Book review: Warts and all look at 1913 Ireland in all its grandeur and failures

Richard Arnold Bermann shines a powerful light into the dark recesses of Irish life of this period
Book review: Warts and all look at 1913 Ireland in all its grandeur and failures

Not even Naples has “such an impoverished, miserable district” as Dublin city centre in 1913.

HOME-GROWN analyses of our appeal to overseas visitors tend to be of the rose-tinted variety: The amazing Cliffs of Moher, the fabulous Ring of Kerry or the misty grandeur of Newgrange. It takes an outside view to throw some cold water on that view. And in the case of the Austrian Arnold Bermann, some acid.

Bermann was a feted journalist who toured the country at a time of monumental change in Europe. He had written extensively of his global travels before he arrived to the Emerald Isle. This is a warts and all look at Ireland in all its grandeur and all its failures. John Hinde it ain’t, though he does employ the same snapshot take on a variety of places. He includes several satiric pieces worthy of Flann O’Brien.

He arrives in Cork via the Great Western Railway’s Irish express from Fishguard on the Inniscarra ferry. The natives ‘speak bad English’. He is unimpressed by a hotel in Patrick Street but is awed by St Fin Barre’s Cathedral. Onwards to Macroom which is described as “a dump of a town”.

The acid is occasionally diluted as when en route to Glengarriff he observes ‘wonderfully opulent flowers’. It doesn’t last and before long he is depressed again at tourists ‘faffing around Gougane Barra’.

He is uplifted again in concluding about the Co Cork village that ‘those who come here find it very hard to leave’.

You are left wondering if Bermann’s descriptions are truly accurate. Was it really like this in 1913? He forces us to ask questions of ourselves, and contemporaneously too, that what we may think is excellent is in fact sub-standard.

On leaving Glengarriff he espies some poor dwellings and opines that ‘the tourist industry should clear away these dreadful huts’. Tongue firmly in cheek or dipped in vitriol?
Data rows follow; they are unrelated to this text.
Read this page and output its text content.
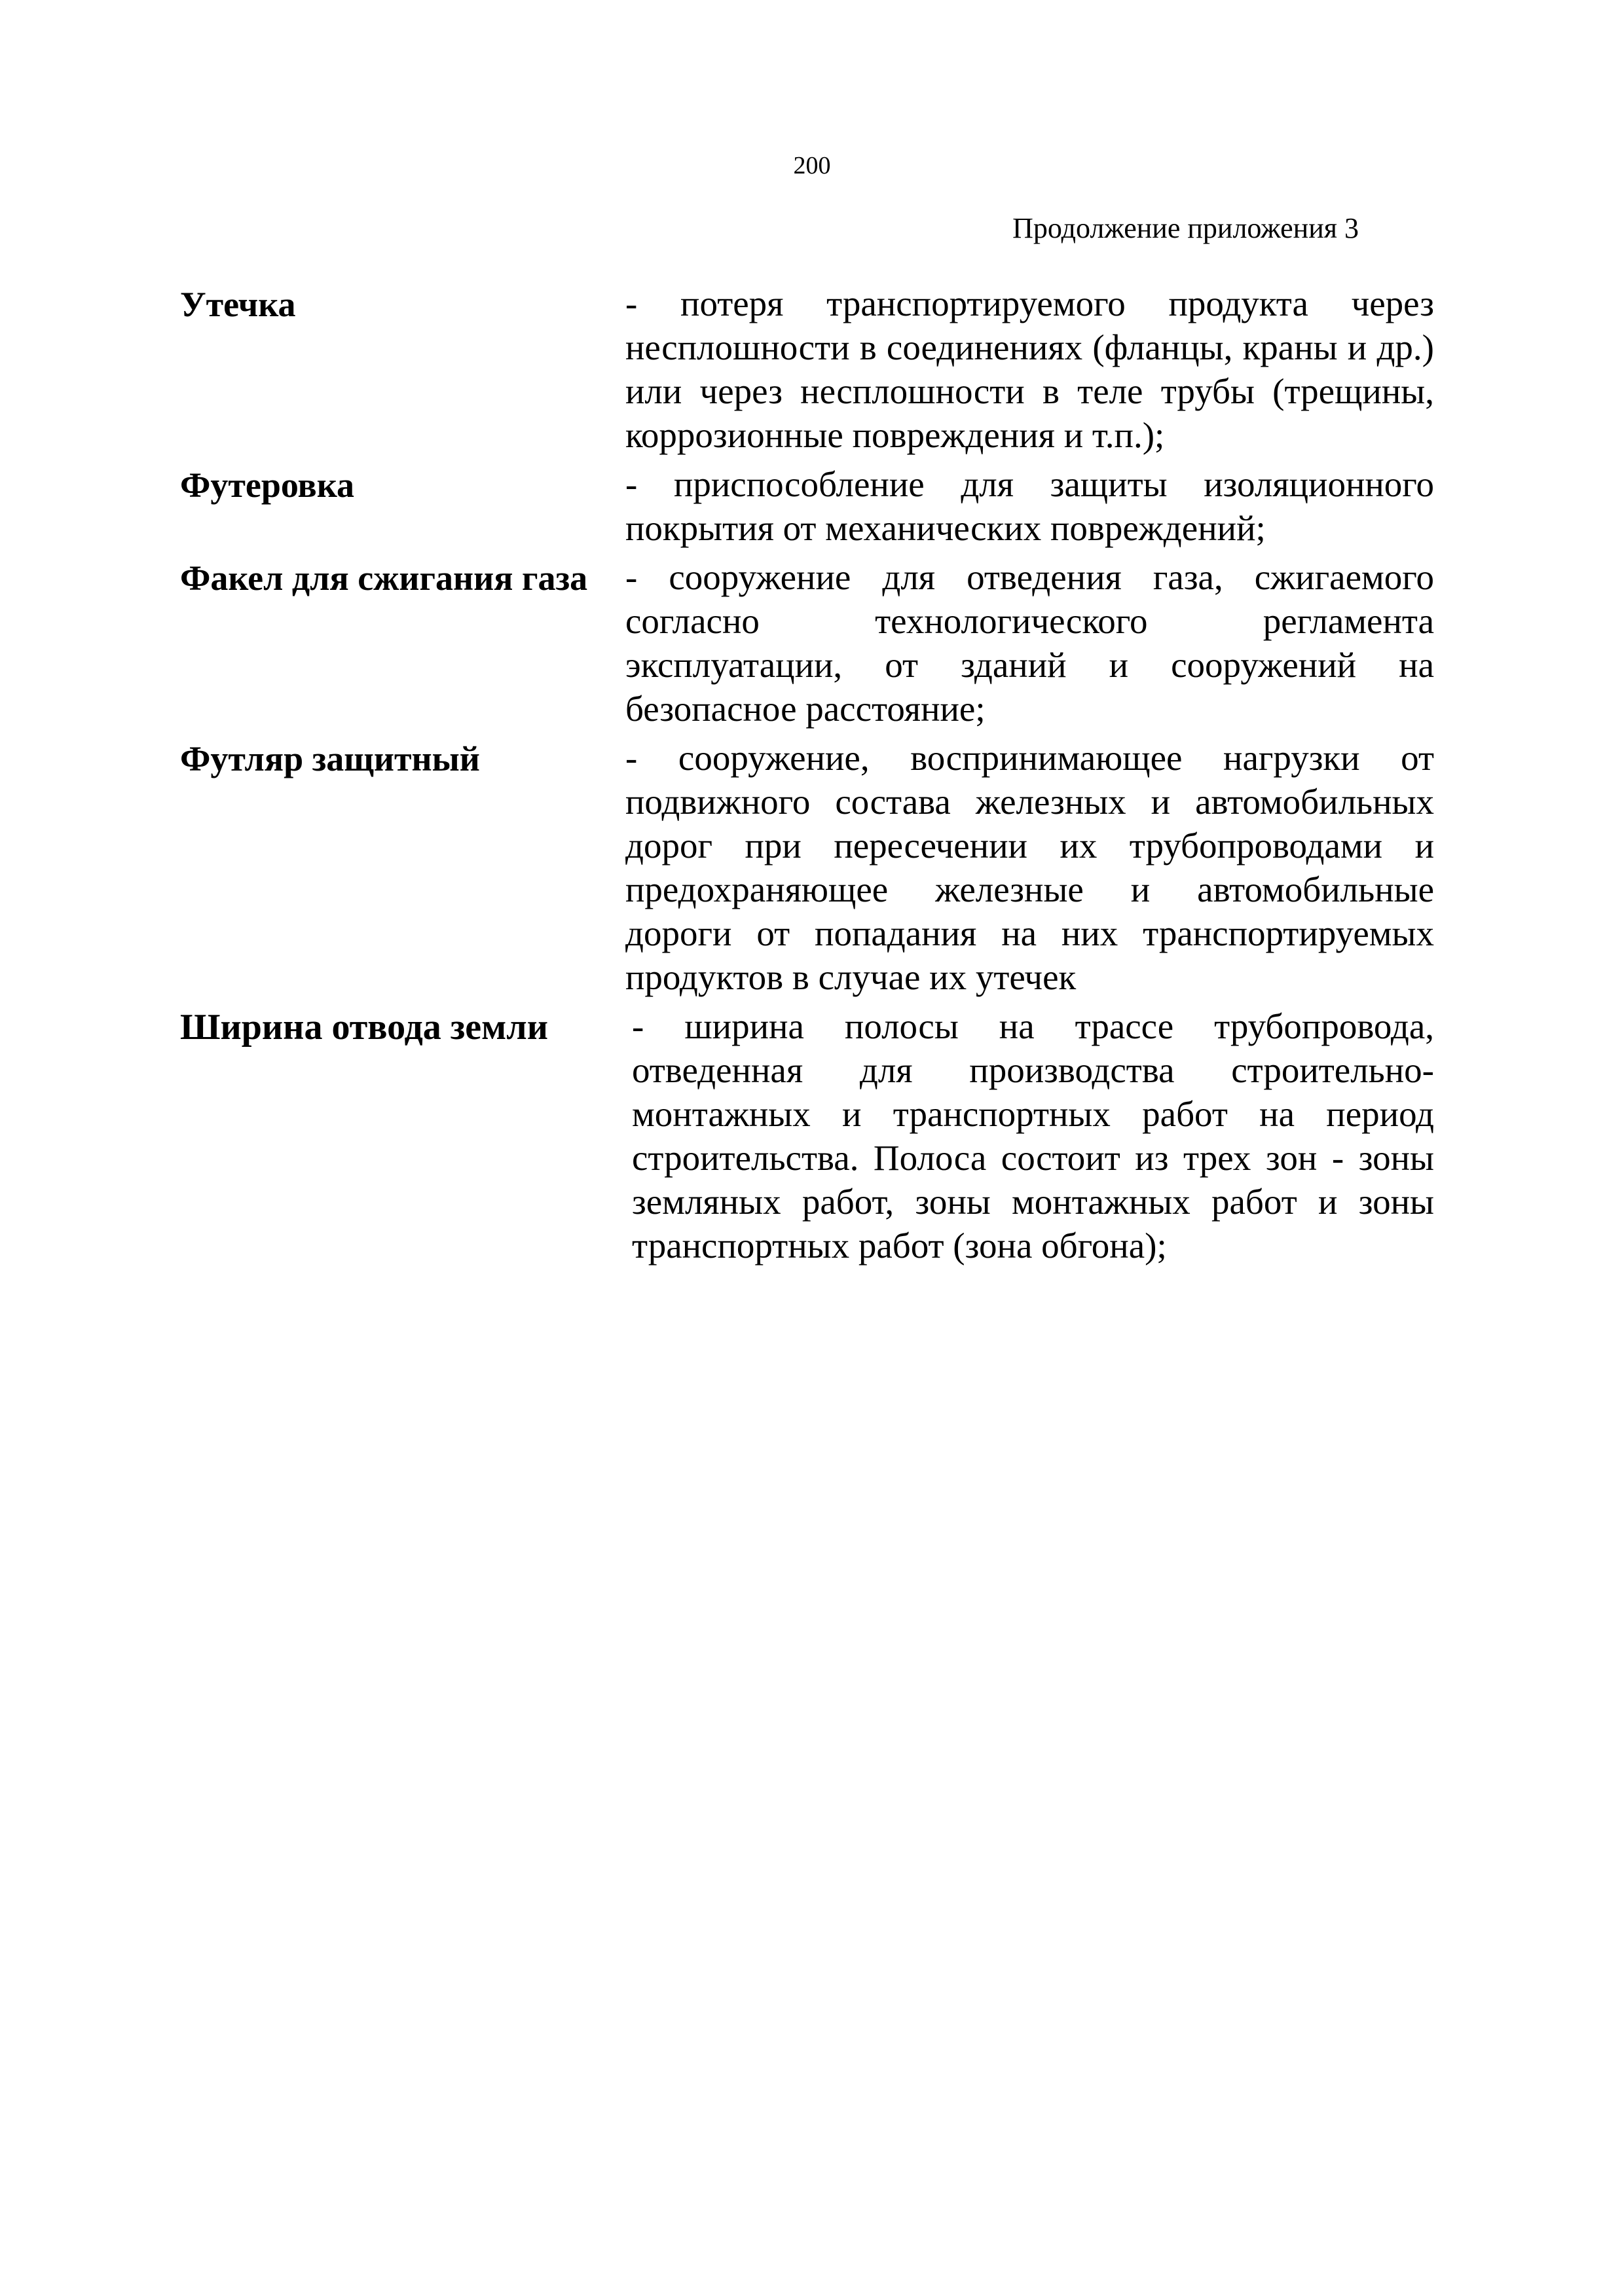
200
Продолжение приложения 3
Утечка	- потеря транспортируемого продукта через несплошности в соединениях (фланцы, краны и др.) или через несплошности в теле трубы (трещины, коррозионные повреждения и т.п.);
Футеровка	- приспособление для защиты изоляционного покрытия от механических повреждений;
Факел для сжигания газа	- сооружение для отведения газа, сжигаемого согласно технологического регламента эксплуатации, от зданий и сооружений на безопасное расстояние;
Футляр защитный	- сооружение, воспринимающее нагрузки от подвижного состава железных и автомобильных дорог при пересечении их трубопроводами и предохраняющее железные и автомобильные дороги от попадания на них транспортируемых продуктов в случае их утечек
Ширина отвода земли	- ширина полосы на трассе трубопровода, отведенная для производства строительно-монтажных и транспортных работ на период строительства. Полоса состоит из трех зон - зоны земляных работ, зоны монтажных работ и зоны транспортных работ (зона обгона);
In Ireland, Bermann writes, dirt does not just mean poverty, it means slavery. He makes a cursory tangent into what to Irish readers is the predominant source for much of the prevailing conditions: Colonialism.

Ireland [1913] by Richard Arnold Bermann
Ireland [1913] by Richard Arnold Bermann

So the venom isn’t just reserved for us. On the colonialism of our former rulers he has this to say: “This is England’s speciality in world history: the strong lacquer of humanitarian and religious hypocrisy that so cleanly coats the weapons of these magnificent and admirable thieves.”

In 1913 Home Rule was edging closer for the country, though it was to be sidelined by the First World War. Bermann assesses our chances cold-bloodedly. “The English are about to release one of their victims” and as as a consequence the country will remain very English for evermore, he argues. With its incessant diet of EastEnders, Tescos, and Manchester United, maybe Bermann was right.

His Co Kerry section leads to a penetrating aside on social conditions He observes that in Ireland it is perfectly accepted and legal that the entire country is in the possession of a handful of English lords. “The room [Ireland] in their mansion [the Empire] is only just being cleaned up and it still looks a bit messy and wild.”

After his southwest excursion he turns northwards through Limerick, the Midlands and on to Dublin. In Limerick he finds “historical streets hang around, bored to death”. Upriver at Banagher he absolutely lets rip: “This complete shit-hole where the pigs run about the main street looking exceedingly depressed”. This is counterpointed by the ‘gemutlichkeit’ [genial] welcome he receives from a munificent landlady.

Dublin is a strange mix of “Ballygobackwards and Paris, and is not the capital of Ireland: London is”, as rule is administered from there, goes the argument. Not even Naples has “such an impoverished, miserable district” as Dublin city centre.

Bermann shines a powerful light into the dark recesses of Irish life of this period. Its direction isn’t always accurate but its clarity is. Modern readers can learn that while this type of travelogue can be wildly wide of the mark it can also spell out a few home truths.